A Density-Based Offloading Strategy for IoT Devices in Edge Computing Systems

Abstract

Collaboration spaces formed from edge servers can efficiently improve the quality of experience of service subscribers. In this paper, we first utilize a strategy based on the density of Internet of Things (IoT) devices and ${k}$ -means algorithm to partition network of edge servers, then an algorithm for IoT devices’ computation offloading decisions is proposed, i.e., whether we need to offload IoT devices’ workload to edge servers, and which edge server to choose if migration is needed. The combination of locations of edge servers and the geographic distribution of various IoT devices can significantly improve the scheduling of network resources and satisfy requirements of service subscribers.
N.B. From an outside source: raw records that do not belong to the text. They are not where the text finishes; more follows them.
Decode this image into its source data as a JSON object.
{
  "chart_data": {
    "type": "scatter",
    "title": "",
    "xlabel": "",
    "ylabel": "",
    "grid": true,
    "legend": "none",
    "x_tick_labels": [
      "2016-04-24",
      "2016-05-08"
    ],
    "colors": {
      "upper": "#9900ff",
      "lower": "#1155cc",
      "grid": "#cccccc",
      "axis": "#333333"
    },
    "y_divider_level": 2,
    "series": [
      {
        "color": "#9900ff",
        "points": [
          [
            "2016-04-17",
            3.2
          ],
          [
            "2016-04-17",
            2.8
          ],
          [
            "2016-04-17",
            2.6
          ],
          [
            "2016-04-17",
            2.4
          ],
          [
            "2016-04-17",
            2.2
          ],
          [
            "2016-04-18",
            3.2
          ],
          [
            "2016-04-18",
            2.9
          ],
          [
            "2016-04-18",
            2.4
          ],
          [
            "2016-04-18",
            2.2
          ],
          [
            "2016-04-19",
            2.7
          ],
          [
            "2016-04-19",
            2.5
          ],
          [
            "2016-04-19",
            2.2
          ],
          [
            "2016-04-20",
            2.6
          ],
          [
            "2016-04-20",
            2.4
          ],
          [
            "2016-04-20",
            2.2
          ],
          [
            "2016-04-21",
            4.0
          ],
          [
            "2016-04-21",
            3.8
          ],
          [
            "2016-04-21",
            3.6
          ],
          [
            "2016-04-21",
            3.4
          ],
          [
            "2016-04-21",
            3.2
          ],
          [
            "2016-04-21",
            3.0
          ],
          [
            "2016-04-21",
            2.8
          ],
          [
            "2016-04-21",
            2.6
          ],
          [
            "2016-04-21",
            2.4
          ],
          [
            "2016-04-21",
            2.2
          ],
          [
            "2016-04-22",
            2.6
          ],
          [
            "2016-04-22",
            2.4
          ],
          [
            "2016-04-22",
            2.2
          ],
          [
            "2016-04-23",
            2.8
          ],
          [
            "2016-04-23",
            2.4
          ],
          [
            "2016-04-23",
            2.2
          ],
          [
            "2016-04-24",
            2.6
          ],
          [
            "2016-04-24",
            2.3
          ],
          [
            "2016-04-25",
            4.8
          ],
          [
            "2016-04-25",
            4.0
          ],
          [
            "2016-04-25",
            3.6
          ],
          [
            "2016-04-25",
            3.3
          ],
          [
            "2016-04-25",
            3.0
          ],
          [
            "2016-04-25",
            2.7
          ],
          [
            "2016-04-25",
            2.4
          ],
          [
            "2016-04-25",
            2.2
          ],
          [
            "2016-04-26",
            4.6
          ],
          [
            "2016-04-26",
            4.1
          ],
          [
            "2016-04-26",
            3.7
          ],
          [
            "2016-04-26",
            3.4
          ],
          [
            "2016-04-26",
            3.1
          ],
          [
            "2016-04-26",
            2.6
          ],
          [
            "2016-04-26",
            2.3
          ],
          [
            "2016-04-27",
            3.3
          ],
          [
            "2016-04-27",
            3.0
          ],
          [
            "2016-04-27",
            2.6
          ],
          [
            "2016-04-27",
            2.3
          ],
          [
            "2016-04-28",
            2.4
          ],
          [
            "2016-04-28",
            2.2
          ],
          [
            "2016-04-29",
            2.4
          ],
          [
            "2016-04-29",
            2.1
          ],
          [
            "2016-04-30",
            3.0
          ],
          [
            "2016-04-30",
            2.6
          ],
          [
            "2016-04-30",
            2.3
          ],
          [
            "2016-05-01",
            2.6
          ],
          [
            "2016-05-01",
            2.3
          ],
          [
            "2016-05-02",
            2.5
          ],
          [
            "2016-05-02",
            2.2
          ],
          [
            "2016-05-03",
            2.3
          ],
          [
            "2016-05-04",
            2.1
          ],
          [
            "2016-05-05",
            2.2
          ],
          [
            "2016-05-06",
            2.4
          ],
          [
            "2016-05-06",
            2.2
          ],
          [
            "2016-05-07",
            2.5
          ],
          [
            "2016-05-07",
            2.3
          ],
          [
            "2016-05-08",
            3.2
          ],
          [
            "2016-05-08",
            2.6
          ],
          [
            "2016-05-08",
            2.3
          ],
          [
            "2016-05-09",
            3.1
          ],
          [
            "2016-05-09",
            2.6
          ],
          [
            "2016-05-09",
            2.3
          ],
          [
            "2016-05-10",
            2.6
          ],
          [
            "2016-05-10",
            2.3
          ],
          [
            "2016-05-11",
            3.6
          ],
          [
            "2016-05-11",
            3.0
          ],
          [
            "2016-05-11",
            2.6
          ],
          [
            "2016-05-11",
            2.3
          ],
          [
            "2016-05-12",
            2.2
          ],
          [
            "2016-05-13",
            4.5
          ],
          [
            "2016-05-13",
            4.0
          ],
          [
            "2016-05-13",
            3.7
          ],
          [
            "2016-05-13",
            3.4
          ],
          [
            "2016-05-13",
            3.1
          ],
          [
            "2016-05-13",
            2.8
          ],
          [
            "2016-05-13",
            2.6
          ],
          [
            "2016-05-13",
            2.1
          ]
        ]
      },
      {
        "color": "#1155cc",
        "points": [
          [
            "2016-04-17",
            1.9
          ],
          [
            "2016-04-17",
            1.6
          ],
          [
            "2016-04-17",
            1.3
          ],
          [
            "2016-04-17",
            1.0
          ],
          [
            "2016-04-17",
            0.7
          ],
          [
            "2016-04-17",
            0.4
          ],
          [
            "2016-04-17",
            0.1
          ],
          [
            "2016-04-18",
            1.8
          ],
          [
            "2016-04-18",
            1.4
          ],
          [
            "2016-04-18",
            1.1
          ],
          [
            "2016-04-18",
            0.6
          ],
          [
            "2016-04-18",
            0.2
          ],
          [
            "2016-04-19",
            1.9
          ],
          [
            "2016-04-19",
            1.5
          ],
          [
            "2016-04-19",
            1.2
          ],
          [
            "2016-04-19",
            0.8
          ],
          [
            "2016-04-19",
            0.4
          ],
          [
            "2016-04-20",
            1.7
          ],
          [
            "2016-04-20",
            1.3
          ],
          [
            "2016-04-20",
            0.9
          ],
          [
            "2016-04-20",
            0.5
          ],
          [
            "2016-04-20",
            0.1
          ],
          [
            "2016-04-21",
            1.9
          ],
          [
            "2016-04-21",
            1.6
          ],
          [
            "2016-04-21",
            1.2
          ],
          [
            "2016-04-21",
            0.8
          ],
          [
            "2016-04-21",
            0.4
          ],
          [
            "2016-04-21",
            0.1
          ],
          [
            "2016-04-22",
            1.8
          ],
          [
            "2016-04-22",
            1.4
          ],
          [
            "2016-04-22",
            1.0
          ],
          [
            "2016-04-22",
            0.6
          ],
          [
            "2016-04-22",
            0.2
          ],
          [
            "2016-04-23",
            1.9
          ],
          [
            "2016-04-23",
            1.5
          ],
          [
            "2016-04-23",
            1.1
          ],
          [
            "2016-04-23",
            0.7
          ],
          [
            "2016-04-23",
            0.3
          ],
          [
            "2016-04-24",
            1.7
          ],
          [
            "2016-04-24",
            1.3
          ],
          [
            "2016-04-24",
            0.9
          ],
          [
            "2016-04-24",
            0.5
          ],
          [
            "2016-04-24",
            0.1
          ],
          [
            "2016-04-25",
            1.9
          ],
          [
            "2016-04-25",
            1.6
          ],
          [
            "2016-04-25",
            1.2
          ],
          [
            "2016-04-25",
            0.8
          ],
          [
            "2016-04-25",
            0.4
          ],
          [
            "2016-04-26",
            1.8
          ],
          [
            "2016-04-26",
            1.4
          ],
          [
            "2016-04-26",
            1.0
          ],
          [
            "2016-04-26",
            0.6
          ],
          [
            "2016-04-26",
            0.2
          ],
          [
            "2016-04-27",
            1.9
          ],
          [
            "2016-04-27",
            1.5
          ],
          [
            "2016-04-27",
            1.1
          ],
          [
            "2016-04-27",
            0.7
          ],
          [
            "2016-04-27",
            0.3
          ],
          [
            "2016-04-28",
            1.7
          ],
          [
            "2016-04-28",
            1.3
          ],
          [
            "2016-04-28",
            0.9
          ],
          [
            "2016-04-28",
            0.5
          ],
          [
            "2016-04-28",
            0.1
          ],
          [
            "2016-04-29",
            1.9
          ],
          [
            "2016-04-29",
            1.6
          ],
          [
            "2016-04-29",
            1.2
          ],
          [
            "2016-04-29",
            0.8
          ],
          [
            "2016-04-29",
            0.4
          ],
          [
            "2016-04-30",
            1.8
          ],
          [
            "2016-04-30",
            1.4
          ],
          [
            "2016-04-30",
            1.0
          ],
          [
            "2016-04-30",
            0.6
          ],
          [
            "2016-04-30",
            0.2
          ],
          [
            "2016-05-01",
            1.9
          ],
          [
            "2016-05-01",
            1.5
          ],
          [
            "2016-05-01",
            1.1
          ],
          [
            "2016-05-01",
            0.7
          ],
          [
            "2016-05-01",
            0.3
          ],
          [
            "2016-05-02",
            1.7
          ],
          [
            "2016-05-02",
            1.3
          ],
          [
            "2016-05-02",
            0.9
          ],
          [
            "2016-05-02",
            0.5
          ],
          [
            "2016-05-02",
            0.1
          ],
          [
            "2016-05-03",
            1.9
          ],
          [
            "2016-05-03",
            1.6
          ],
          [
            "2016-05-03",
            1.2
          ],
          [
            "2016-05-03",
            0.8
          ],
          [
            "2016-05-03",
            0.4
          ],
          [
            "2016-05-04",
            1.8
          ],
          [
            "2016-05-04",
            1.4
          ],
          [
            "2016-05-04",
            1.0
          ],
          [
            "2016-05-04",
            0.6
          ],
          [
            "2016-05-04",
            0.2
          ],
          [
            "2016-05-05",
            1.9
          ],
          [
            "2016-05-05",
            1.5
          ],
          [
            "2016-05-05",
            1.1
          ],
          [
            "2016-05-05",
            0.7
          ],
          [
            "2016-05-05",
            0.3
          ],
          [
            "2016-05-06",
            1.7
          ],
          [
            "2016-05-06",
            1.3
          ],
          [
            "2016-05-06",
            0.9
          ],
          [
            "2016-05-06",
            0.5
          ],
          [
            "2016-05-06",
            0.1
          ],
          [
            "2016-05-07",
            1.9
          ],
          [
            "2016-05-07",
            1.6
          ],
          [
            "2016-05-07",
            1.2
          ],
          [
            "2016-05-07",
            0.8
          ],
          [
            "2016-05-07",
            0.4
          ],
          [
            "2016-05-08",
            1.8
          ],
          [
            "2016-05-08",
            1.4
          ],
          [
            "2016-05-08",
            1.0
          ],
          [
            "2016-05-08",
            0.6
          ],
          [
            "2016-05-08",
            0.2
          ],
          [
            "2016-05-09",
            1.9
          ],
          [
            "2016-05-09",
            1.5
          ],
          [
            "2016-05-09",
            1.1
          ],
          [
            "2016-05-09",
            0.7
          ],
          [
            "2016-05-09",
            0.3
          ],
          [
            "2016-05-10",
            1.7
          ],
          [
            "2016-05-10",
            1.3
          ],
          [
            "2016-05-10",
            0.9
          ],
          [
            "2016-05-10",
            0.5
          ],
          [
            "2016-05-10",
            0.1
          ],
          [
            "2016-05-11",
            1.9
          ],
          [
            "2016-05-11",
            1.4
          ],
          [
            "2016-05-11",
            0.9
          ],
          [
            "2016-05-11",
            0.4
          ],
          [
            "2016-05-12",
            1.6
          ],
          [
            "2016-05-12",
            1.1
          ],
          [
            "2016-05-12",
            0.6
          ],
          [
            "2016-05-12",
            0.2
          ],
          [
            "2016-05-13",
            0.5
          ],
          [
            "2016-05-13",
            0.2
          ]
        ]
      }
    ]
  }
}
We analyze and build mathematical models about whether/how to offload tasks from various IoT devices to edge servers. In order to better simulate operations of the mobile edge servers in more realistic scenarios, the input size of each IoT device is uncertain and regarded as a random variable following some probability distribution based on long-term observations. On the basis of that, an algorithm utilizing sample average approximation method is proposed to discuss whether the tasks to be executed locally or offloaded. Besides, the algorithm proposed can also help decide whether service relocation/migration is needed or not. Finally, simulation results show that our algorithm can achieve 20% of global cost less than the benchmark on a true base station dataset of Hangzhou.